The I&B ministry and the Telecom Regulatory Authority of India (TRAI) are considering aspects related to this process, he said.

"Some aspects are being considered between the I&B ministry and the regulator. And I'll like to see that happen quite early.

"If I could have my way, it should be in this financial year because I now speak in both capacities. March 31, and some more revenue to the government has some relevance to me," said Jaitley, whose primary charge in the government is that of Finance Minister.

"Besides doing things expeditiously which is one good reason, I have an additional reason to do it fast. And I can't be more candid," he added apparently referring to the next budget.

The minister was interacting with PTI journalists at the agency's headquarters when he was asked about the status of the much-awaited proposed auction of Phase III expansion of FM Radio channels.

Under phase III, more than 800 new FM radio channels are proposed to be allowed to come up in nearly 294 cities across the country.

Asked about the proposal to allow broadcast of news on private FM radio stations, he said, "Let me consider this at length."

He gave a similar reply when asked about justification for moves to allow broadcast of news on private FM stations based on what was being broadcast by AIR FM station bulletins which themselves were largely based on news provided by agencies like PTI.

At the interaction, Jaitley was asked about his being given the unusual combination of Finance and I&B portfolios in the recent reshuffle.

The minister, who held the I and B portfolio 15 years ago under Atal Bihari Vajpayee, said it had come to him "as a bit of information, if not surprise".

He dwelt at length about the change in the media scene ever since, including the explosion of television media and the advent of social media with technology.

Jaitley said a lot of the role of the I and B ministry is about communication of the government, especially when important political decisions are taken or important political debates or controversies arise.

"So they needed somebody to communicate on behalf of the government. So this probably would have weighed with the Prime Minister. May have weighed....I don't know," he said.

Asked as to what is the Modi government's approach to media, whether it considers it as a necessary evil or a pillar of democracy, however, flawed, Jaitley, "I don't think evil or flawed is the correct word.

"If newspapers do not come out for a day, like on a festival day, the average Indian feels lost in the morning. I don't think flawed or evil is the real word. I think it is an essential component in a democracy. It is an essential element in a democracy."

He was asked about Prime Minister Narendra Modi's recent outreach to journalists in the capital and promise of more interactions.

"In the first place, why was he (Modi) upset with the media," was the question to the minister.

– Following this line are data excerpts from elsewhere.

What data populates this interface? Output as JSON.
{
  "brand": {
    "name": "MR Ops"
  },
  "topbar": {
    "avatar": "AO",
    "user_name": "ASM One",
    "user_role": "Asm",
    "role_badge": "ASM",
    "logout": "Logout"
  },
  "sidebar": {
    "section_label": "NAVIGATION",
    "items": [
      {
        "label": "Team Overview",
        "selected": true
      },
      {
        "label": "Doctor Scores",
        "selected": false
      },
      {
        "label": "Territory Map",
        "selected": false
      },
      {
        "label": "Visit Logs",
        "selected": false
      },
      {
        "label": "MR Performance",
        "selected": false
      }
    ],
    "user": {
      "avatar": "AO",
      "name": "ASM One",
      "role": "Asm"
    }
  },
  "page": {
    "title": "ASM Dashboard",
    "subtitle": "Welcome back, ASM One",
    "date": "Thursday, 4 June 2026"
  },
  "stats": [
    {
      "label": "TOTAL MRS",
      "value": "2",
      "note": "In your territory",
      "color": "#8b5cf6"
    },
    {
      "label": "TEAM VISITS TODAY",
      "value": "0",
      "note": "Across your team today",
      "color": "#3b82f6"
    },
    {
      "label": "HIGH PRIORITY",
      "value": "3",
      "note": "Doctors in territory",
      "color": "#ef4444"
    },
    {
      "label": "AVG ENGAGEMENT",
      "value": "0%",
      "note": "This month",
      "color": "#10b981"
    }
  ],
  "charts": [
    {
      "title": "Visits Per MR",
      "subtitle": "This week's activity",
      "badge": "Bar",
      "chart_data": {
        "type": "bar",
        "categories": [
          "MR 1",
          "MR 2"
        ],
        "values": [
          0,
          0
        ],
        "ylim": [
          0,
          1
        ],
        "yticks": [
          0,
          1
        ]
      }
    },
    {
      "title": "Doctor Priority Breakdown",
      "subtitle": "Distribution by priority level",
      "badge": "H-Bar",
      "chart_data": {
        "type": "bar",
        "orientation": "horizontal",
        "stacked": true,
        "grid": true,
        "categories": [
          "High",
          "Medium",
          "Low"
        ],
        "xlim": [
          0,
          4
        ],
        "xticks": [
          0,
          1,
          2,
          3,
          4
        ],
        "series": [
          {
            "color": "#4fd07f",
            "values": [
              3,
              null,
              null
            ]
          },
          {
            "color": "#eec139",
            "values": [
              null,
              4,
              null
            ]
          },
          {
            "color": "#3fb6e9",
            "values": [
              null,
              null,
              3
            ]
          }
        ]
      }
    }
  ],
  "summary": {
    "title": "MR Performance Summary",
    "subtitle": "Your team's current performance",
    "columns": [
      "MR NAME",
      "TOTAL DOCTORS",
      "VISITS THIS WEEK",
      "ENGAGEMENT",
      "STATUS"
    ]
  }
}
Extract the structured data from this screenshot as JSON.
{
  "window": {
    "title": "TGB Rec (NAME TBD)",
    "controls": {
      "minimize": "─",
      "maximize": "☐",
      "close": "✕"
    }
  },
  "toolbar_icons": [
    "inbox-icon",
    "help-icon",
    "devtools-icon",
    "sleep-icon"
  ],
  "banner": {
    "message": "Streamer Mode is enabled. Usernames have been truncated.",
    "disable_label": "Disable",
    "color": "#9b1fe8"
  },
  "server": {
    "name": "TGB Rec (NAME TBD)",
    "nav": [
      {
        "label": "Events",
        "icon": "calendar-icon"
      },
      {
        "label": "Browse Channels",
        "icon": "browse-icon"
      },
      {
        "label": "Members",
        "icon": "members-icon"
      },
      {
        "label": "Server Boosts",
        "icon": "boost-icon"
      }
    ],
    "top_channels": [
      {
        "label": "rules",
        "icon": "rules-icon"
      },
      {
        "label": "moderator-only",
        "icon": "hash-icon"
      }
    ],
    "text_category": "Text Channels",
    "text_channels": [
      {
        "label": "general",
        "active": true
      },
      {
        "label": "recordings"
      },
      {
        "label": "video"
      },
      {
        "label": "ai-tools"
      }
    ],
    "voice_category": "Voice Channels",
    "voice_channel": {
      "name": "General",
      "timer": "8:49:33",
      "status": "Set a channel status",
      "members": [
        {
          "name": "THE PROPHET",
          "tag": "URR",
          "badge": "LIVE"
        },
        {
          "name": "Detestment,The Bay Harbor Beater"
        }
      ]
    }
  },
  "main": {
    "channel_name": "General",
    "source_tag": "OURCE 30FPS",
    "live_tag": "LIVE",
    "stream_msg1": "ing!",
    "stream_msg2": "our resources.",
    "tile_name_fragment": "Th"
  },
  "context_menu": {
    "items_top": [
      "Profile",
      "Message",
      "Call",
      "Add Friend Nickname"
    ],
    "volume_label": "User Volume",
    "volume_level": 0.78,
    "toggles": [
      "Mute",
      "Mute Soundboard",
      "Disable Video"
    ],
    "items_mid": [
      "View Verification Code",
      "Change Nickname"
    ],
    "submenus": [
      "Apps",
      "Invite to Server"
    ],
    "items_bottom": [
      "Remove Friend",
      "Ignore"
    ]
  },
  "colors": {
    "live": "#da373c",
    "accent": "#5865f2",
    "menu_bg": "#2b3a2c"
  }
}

Jaitley replied he did not think 'upset' is the right word. As a party functionary, Modi had come to Delhi from Gujarat and in the late 90s, he used to deal with media everyday along with him.

"He's had his own experiences with the media as everybody else has had. I think, he's also learnt that does media lay down the agenda and politicians respond to it or politicians lay down the agenda and media reports it," the minister said.

Asked what was the conclusion about Modi's choice, he quipped, "I think it's the second."

To a question about what he thought about a proposal to expand the ambit of the Press Council of India (PCI) by including electronic channels and renaming it Media Council, he said, "I am not saying that Press Council hasn't functioned well. But the last several years have not really added....I would say, to the authority of the Press Council itself."


On whether he was in favour of a proposal to turn PCI into a Media council, he said such "drastic steps" are taken only if there is a menace. "The system is working fairly well," he added.

Speaking about public broadcaster Prasar Bharati, Jaitley said the news programmes of Doordarshan cannot afford to have "TRP centric shrillness", an apparent reference to the way programmes were being conducted in private channels.

He, however, added that in his view, both the entertainment and news content of Doordarshan can find a quality response to the present situation.

"The shrillness of the private news channels actually gives to the print media an opportunity to strike back.

Because the volume of news is getting lost. That I have created this news today and therefore must build it over the next three days, that's policy of a private channel.

"So conventional news, in which there will be forty news items....so why can't Prasar Bharati news channels go in and look for that space. After all what does the BBC do," the I&B minister said.

He said that there is a space for Prasar Bharati to get back to that role and though it may have a lesser audience to start off, but it will be a niche audience.